In this latest Pratchett adaptation from Unseen Theatre Company, we are treated to witches (both real and fake), a fool who is the most intelligent person in the land, a playwright seemingly resembling the Bard, anxious guards and the ghost of the recently murdered King. There’s an immaculately turned-out scheming duchess, a simperingly evil duke, witches learning their craft by quoting from Shakespeare’s Macbeth, daggers that turn out to be handkerchiefs, and a storyline involving a baby saved from certain death by the witches and sold to a travelling theatrical group. If all this was not enough, we have not one, but two deaths to deal with.
Contemporary issues are alluded to throughout, including a lesson for politicians on how to get away with chopping down a forest in the interests of better serving the community. A trainee witch, complete with L-plate broom, observes that you don’t choose the “craft”, it chooses you – a reference to another long-standing profession.
The large ensemble cast is well handled by director Pamela Munt, with an even performance from all. The characters manage to not bump into the sets by being actively involved in its setting up and moving throughout the performance. In the first half this is done discreetly under the cover of dimmed lighting, but it becomes a feature of the action in the chaotic post-interval session as “real” characters, “fake” actors and stage-hands are all racing around the stage in a flurry of well-choreographed activity.
The scene and storyline are set up, at times a little laboriously, in the first half, while the second descends into absolute (intended) chaos, as we have a play within a play with incompetent actors playing out the story of the first half. All this is directed by a maniacal Bard losing his grip and control over proceedings. You’ll need your wits about you to keep up with everything, but it is worth the effort and there are many good laughs to be found throughout this clever piece.
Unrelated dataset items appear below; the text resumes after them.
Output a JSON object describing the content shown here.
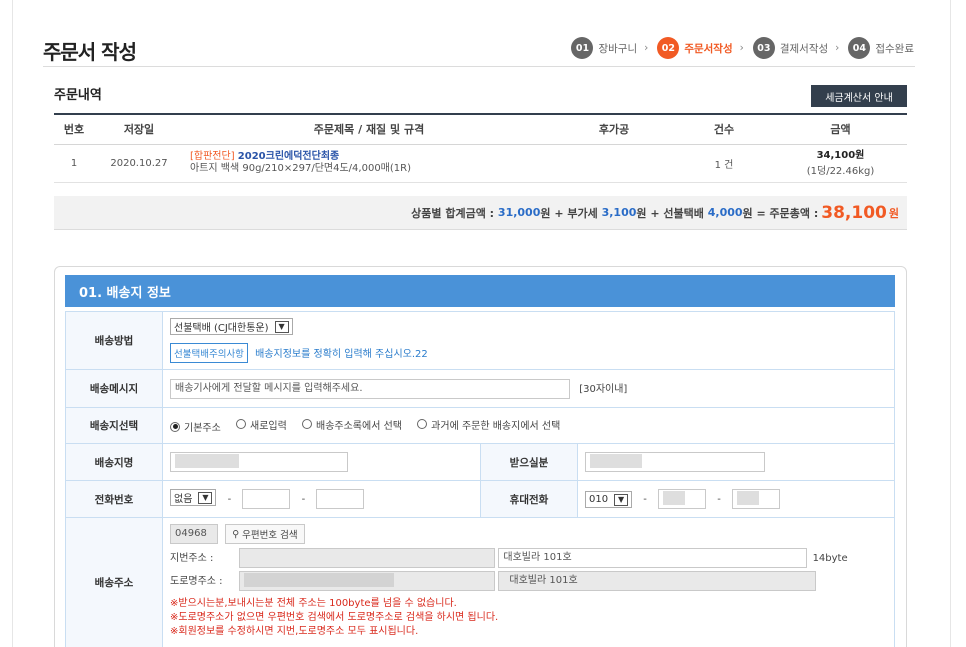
{
  "page_title": "주문서 작성",
  "steps": [
    {
      "num": "01",
      "label": "장바구니"
    },
    {
      "num": "02",
      "label": "주문서작성"
    },
    {
      "num": "03",
      "label": "결제서작성"
    },
    {
      "num": "04",
      "label": "접수완료"
    }
  ],
  "order": {
    "section_title": "주문내역",
    "tax_button": "세금계산서 안내",
    "headers": [
      "번호",
      "저장일",
      "주문제목 / 재질 및 규격",
      "후가공",
      "건수",
      "금액"
    ],
    "row": {
      "no": "1",
      "date": "2020.10.27",
      "tag": "[합판전단]",
      "product": "2020크린에덕전단최종",
      "spec": "아트지 백색 90g/210×297/단면4도/4,000매(1R)",
      "postprocess": "",
      "count": "1 건",
      "amount": "34,100원",
      "amount_sub": "(1덩/22.46kg)"
    },
    "summary": {
      "label_goods": "상품별 합계금액 :",
      "goods": "31,000",
      "won": "원",
      "plus_vat": "+ 부가세",
      "vat": "3,100",
      "plus_ship": "+ 선불택배",
      "ship": "4,000",
      "equals_total": "= 주문총액 :",
      "total": "38,100"
    }
  },
  "shipping": {
    "section_title": "01. 배송지 정보",
    "method_label": "배송방법",
    "method_value": "선불택배 (CJ대한통운)",
    "method_note_button": "선불택배주의사항",
    "method_note": "배송지정보를 정확히 입력해 주십시오.22",
    "message_label": "배송메시지",
    "message_placeholder": "배송기사에게 전달할 메시지를 입력해주세요.",
    "message_limit": "[30자이내]",
    "select_label": "배송지선택",
    "options": [
      "기본주소",
      "새로입력",
      "배송주소록에서 선택",
      "과거에 주문한 배송지에서 선택"
    ],
    "name_label": "배송지명",
    "receiver_label": "받으실분",
    "phone_label": "전화번호",
    "phone_prefix": "없음",
    "mobile_label": "휴대전화",
    "mobile_prefix": "010",
    "dash": "-",
    "address_label": "배송주소",
    "postcode": "04968",
    "postcode_button": "우편번호 검색",
    "jibun_label": "지번주소 :",
    "road_label": "도로명주소 :",
    "detail_address": "대호빌라 101호",
    "byte_count": "14byte",
    "warnings": [
      "※받으시는분,보내시는분 전체 주소는 100byte를 넘을 수 없습니다.",
      "※도로명주소가 없으면 우편번호 검색에서 도로명주소로 검색을 하시면 됩니다.",
      "※회원정보를 수정하시면 지번,도로명주소 모두 표시됩니다."
    ]
  },
  "colors": {
    "accent": "#f15a24",
    "header_blue": "#4a92d8",
    "dark_button": "#333f4d"
  }
}
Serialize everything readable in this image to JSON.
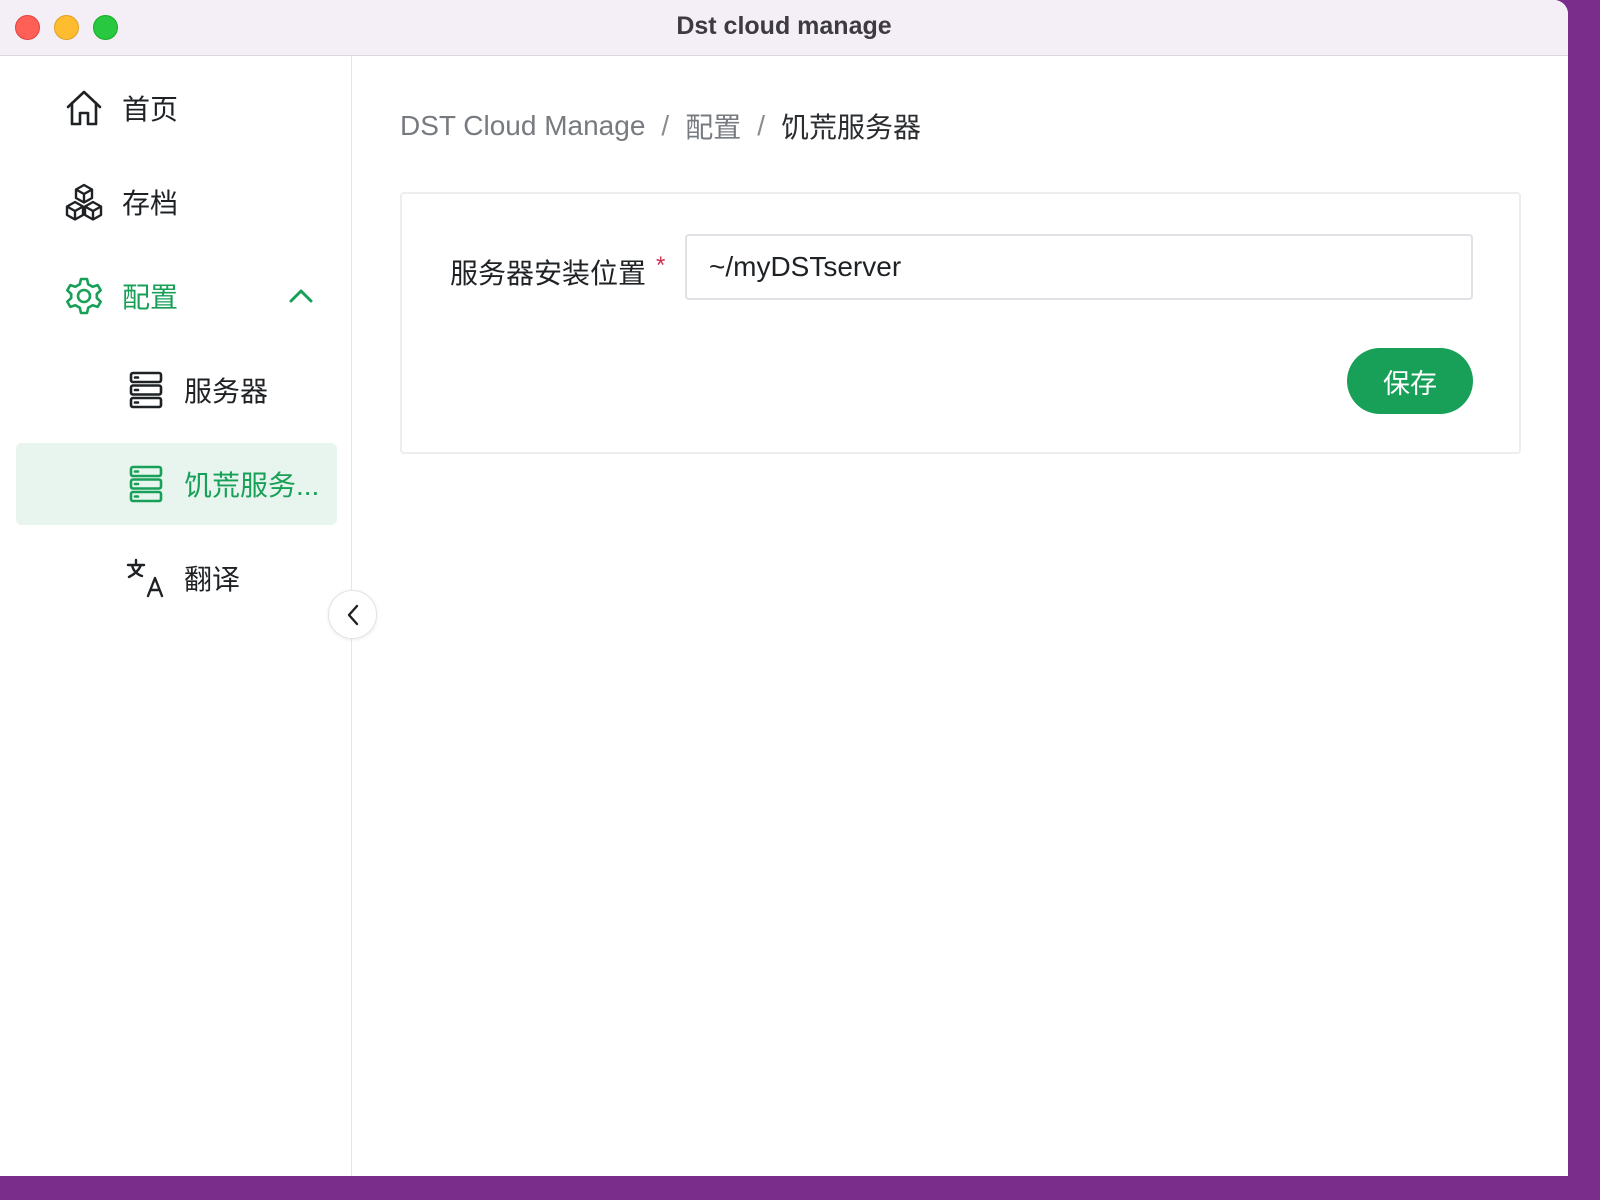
{
  "window": {
    "title": "Dst cloud manage"
  },
  "sidebar": {
    "items": [
      {
        "label": "首页",
        "icon": "home-icon"
      },
      {
        "label": "存档",
        "icon": "cubes-icon"
      },
      {
        "label": "配置",
        "icon": "gear-icon",
        "expanded": true
      },
      {
        "label": "服务器",
        "icon": "server-icon"
      },
      {
        "label": "饥荒服务...",
        "icon": "server-icon",
        "selected": true
      },
      {
        "label": "翻译",
        "icon": "translate-icon"
      }
    ],
    "collapse_icon": "chevron-left-icon"
  },
  "breadcrumb": [
    "DST Cloud Manage",
    "/",
    "配置",
    "/",
    "饥荒服务器"
  ],
  "form": {
    "install_path_label": "服务器安装位置",
    "required_mark": "*",
    "install_path_value": "~/myDSTserver",
    "save_label": "保存"
  },
  "colors": {
    "accent": "#18a058",
    "selected_bg": "#e7f5ee",
    "required": "#d03050",
    "titlebar_bg": "#f4eef6"
  }
}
The real characters take over from the incompetent “fake” versions and the dagger referred to in the first half turns out not to be not a handkerchief but …. a dagger!
All this somehow resolves itself with birthrights being reluctantly claimed, long lost sibling connections discovered and the evil duke falling off the battlements … eventually!
The whole group performs admirably, but special mention must be made of the performances of Pamela Munt, Therese Hornby and newcomer Lucy Haas-Hennessy as the “real” witches; Marlon Dance-Hooi as the intelligent Fool; James Loader and Samm Blackmore as Duke and Duchess; Hugh O’Connor as Death and Hwell the Bard, and Leighton James as Tomjohn.